Quick questions on Antivirals, antibiotics, resistance and immunisation: HSC Biology Module 7

15short Q&A pairs drawn directly from our worked dot-point answer. For full context and worked exam questions, read the parent dot-point page.

What is antibiotics?
Show answer
Antibiotics target structures or processes unique to bacteria, sparing host cells.
What is antivirals?
Show answer
Antivirals target viral-specific enzymes and life-cycle steps.
What is antibiotic resistance?
Show answer
Origin. Random mutations in bacterial DNA occasionally produce a resistance gene (e.g. beta-lactamase that degrades penicillin). In an antibiotic-free environment, resistance confers no advantage. Once antibiotics are applied, natural selection favours resistant individuals: susceptible bacteria die, resistant bacteria reproduce.
What is immunisation and vaccination?
Show answer
Vaccines provide active artificial immunity by exposing the immune system to a pathogen antigen without causing disease, generating memory B and T cells.
What is herd immunity?
Show answer
When a high enough proportion of a population is immune, transmission chains break and even unvaccinated individuals are protected.
What is mechanisms of action?
Show answer
- Cell wall synthesis inhibitors (penicillin, amoxicillin, cephalosporins) prevent peptidoglycan cross-linking, lysing actively growing bacteria. - Protein synthesis inhibitors (tetracycline, erythromycin) bind the bacterial 70S ribosome. - DNA replication inhibitors (fluoroquinolones such as ciprofloxacin) target bacterial DNA gyrase.
What is limitations?
Show answer
Antibiotics do not work against viruses, fungi, protozoa or prions. Many cause side effects by killing beneficial gut bacteria.
What is origin?
Show answer
Random mutations in bacterial DNA occasionally produce a resistance gene (e.g. beta-lactamase that degrades penicillin). In an antibiotic-free environment, resistance confers no advantage.
What is spread?
Show answer
Bacteria reproduce rapidly (every 20 minutes in good conditions) and share genes by horizontal gene transfer. - Conjugation. Plasmids carrying resistance genes are transferred between cells via a pilus. - Transformation. Bacteria take up free DNA from the environment.
What is consequences?
Show answer
Resistant infections cost lives and treatment dollars. Methicillin-resistant Staphylococcus aureus (MRSA), multi-drug resistant tuberculosis (MDR-TB) and carbapenem-resistant Enterobacteriaceae are major threats. The WHO ranks antibiotic resistance among the top ten threats to global health.
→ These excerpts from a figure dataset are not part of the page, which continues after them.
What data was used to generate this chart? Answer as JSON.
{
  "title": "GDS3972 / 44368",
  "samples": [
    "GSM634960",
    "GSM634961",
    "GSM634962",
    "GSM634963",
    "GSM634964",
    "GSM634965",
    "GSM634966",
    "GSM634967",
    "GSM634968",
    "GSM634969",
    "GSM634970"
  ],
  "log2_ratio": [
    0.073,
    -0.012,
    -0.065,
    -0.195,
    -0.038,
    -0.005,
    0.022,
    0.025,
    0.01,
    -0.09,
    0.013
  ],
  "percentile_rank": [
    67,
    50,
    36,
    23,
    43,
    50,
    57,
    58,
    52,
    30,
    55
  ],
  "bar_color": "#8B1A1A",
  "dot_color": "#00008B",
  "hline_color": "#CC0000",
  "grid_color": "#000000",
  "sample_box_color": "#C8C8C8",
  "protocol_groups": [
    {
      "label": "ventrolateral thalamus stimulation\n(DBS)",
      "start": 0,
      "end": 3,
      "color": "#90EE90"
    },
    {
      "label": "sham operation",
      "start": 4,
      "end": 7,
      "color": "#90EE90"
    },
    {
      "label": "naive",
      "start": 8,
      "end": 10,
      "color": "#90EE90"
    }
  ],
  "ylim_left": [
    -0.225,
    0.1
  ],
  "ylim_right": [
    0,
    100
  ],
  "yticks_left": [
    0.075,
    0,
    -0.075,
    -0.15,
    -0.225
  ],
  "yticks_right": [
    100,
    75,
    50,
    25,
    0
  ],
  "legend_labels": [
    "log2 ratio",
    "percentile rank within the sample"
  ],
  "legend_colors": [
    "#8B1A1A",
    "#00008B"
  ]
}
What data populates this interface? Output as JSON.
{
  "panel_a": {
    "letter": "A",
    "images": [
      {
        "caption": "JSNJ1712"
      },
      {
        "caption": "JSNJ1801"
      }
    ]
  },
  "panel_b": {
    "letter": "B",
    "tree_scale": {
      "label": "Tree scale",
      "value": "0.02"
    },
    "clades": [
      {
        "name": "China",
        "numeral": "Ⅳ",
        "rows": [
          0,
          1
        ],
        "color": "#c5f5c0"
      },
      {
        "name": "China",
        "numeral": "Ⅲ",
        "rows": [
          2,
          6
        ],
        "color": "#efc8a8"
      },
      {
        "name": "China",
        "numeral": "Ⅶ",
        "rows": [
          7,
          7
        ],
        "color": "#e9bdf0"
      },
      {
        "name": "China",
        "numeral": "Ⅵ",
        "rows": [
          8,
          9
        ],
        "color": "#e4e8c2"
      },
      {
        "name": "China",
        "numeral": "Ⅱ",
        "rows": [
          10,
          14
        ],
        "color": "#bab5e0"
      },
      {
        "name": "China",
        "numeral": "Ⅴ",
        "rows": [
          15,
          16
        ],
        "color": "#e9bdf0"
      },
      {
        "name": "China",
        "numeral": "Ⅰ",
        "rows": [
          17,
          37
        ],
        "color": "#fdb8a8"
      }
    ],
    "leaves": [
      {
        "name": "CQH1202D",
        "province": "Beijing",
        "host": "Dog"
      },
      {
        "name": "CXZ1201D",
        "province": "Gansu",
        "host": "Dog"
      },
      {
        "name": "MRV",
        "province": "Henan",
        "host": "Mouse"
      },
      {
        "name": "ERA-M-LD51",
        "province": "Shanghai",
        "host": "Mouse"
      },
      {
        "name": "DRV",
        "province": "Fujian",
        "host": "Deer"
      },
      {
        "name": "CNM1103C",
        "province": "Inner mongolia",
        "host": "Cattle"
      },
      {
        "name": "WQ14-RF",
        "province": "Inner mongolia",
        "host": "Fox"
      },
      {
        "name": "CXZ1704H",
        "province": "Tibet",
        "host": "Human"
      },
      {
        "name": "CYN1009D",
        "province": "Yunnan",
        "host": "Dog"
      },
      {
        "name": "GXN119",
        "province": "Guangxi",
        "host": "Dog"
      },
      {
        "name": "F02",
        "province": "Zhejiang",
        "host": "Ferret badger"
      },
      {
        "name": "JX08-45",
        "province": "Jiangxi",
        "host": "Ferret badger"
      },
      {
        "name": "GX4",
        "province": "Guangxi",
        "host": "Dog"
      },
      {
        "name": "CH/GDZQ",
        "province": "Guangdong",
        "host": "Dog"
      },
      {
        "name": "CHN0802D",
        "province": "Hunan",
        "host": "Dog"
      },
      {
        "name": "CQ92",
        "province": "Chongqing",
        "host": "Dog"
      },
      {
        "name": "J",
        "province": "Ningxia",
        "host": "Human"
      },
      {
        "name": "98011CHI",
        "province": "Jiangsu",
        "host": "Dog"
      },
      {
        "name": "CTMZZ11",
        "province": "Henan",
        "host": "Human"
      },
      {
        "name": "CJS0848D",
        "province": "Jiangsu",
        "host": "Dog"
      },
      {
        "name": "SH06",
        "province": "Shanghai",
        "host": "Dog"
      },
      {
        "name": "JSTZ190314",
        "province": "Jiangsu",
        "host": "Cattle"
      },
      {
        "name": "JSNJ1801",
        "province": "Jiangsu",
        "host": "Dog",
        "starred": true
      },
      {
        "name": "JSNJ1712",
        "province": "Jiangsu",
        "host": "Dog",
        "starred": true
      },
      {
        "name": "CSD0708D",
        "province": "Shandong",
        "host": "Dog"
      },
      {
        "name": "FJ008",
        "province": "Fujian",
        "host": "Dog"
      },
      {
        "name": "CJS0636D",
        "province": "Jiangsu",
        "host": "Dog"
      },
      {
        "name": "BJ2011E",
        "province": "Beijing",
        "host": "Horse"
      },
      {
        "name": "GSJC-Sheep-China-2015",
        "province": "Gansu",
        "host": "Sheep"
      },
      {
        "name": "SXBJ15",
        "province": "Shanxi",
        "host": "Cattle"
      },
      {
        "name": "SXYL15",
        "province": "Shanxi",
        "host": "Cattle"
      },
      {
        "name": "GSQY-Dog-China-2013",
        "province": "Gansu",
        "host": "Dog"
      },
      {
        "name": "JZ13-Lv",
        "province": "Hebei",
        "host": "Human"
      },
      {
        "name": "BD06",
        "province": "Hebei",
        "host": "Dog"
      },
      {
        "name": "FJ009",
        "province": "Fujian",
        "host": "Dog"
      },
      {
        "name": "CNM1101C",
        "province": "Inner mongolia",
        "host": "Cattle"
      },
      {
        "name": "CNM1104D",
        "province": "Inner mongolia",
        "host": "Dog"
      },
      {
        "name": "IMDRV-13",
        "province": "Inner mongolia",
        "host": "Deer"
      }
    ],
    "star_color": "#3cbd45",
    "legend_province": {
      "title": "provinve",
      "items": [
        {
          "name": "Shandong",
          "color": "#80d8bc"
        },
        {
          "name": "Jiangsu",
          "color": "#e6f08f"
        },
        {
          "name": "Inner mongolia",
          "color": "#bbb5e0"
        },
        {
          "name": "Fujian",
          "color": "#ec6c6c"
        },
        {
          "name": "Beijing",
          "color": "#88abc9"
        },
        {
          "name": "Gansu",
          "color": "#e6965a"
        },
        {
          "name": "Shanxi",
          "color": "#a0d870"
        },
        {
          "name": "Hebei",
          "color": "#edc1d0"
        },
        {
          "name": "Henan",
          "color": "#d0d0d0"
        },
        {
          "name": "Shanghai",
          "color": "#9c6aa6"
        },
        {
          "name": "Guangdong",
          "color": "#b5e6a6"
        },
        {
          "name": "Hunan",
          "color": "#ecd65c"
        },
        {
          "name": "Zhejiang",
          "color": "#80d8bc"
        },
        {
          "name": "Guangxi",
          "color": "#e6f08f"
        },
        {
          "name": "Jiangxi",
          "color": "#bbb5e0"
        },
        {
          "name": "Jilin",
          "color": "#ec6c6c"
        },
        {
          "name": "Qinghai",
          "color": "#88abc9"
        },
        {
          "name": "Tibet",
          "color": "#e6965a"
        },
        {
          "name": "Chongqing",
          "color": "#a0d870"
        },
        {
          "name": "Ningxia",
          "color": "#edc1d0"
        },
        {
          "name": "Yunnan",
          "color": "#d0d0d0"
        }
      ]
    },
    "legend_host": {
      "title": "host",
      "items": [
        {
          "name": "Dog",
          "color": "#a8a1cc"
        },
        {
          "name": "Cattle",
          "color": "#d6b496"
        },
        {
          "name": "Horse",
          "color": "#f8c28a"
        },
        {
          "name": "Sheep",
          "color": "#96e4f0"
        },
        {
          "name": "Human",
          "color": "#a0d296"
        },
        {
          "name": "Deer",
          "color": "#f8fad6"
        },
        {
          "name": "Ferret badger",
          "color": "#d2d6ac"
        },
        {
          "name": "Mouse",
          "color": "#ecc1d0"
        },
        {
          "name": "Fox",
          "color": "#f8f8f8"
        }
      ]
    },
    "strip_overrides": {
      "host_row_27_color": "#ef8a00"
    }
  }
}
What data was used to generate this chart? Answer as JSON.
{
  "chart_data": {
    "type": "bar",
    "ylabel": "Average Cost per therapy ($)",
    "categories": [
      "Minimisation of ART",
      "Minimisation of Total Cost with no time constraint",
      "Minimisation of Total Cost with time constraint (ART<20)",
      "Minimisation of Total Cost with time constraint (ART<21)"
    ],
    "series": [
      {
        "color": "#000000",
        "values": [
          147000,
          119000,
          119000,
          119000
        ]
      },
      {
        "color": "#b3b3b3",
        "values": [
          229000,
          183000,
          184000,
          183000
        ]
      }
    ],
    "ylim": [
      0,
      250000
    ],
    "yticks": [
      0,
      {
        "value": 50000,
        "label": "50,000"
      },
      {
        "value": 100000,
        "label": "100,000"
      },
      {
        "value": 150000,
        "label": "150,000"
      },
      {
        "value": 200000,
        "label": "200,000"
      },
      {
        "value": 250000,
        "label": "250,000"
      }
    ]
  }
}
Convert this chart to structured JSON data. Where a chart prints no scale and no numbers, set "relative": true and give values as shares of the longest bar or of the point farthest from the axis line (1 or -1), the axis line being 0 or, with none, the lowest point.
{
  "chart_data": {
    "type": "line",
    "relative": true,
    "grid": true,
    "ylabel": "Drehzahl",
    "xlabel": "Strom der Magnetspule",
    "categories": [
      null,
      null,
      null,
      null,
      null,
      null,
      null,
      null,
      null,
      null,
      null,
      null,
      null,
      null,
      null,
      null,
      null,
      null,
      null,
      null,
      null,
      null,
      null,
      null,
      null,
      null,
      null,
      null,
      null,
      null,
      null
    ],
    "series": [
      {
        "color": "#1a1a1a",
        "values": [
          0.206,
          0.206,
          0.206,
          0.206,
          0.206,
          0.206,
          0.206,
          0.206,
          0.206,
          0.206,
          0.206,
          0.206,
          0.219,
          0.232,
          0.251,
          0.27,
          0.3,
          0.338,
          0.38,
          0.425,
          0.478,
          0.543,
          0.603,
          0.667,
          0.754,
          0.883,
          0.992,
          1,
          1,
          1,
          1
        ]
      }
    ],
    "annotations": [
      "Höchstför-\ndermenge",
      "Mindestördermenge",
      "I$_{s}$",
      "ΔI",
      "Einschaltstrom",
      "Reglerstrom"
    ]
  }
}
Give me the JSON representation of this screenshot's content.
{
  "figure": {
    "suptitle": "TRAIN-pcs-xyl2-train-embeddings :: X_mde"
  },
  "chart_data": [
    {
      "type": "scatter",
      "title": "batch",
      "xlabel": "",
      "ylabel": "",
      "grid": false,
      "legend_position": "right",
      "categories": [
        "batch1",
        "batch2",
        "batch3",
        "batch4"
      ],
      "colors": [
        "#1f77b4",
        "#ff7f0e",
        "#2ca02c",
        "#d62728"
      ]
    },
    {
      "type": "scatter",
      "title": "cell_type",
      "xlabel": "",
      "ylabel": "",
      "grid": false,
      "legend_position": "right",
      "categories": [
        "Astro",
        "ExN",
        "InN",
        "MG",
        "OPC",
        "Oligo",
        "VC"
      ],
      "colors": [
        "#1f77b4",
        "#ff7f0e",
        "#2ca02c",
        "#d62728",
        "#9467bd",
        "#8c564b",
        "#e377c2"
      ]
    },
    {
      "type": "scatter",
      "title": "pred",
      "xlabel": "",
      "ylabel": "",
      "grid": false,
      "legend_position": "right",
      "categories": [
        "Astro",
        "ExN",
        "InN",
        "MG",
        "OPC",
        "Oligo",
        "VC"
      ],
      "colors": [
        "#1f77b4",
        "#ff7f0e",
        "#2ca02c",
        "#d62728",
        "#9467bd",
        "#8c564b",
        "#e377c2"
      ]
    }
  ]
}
What is strategies to slow resistance?
Show answer
1. Prescribe only when bacterial infection is confirmed. 2.
What is vaccine types?
Show answer
- Live attenuated (MMR, oral polio, BCG, varicella). Weakened pathogen replicates briefly. Strong immunity.
What is threshold?
Show answer
The proportion of the population that must be immune is approximately 1 - 1/R0. - Measles (R0 = 12 to 18): 92 to 95 per cent. - COVID-19 ancestral strain (R0 = 2 to 3): 50 to 67 per cent.
What is benefits?
Show answer
- Protects those who cannot be vaccinated (newborns, immunocompromised, severely allergic). - Enables eradication (smallpox 1980; polio close). - Reduces selection pressure for new variants.
What is risks of falling below the threshold?
Show answer
Vaccine hesitancy or supply gaps can drop coverage below the herd immunity threshold. Measles outbreaks resurged in 2019 in parts of Europe, North America and the Pacific where coverage had fallen.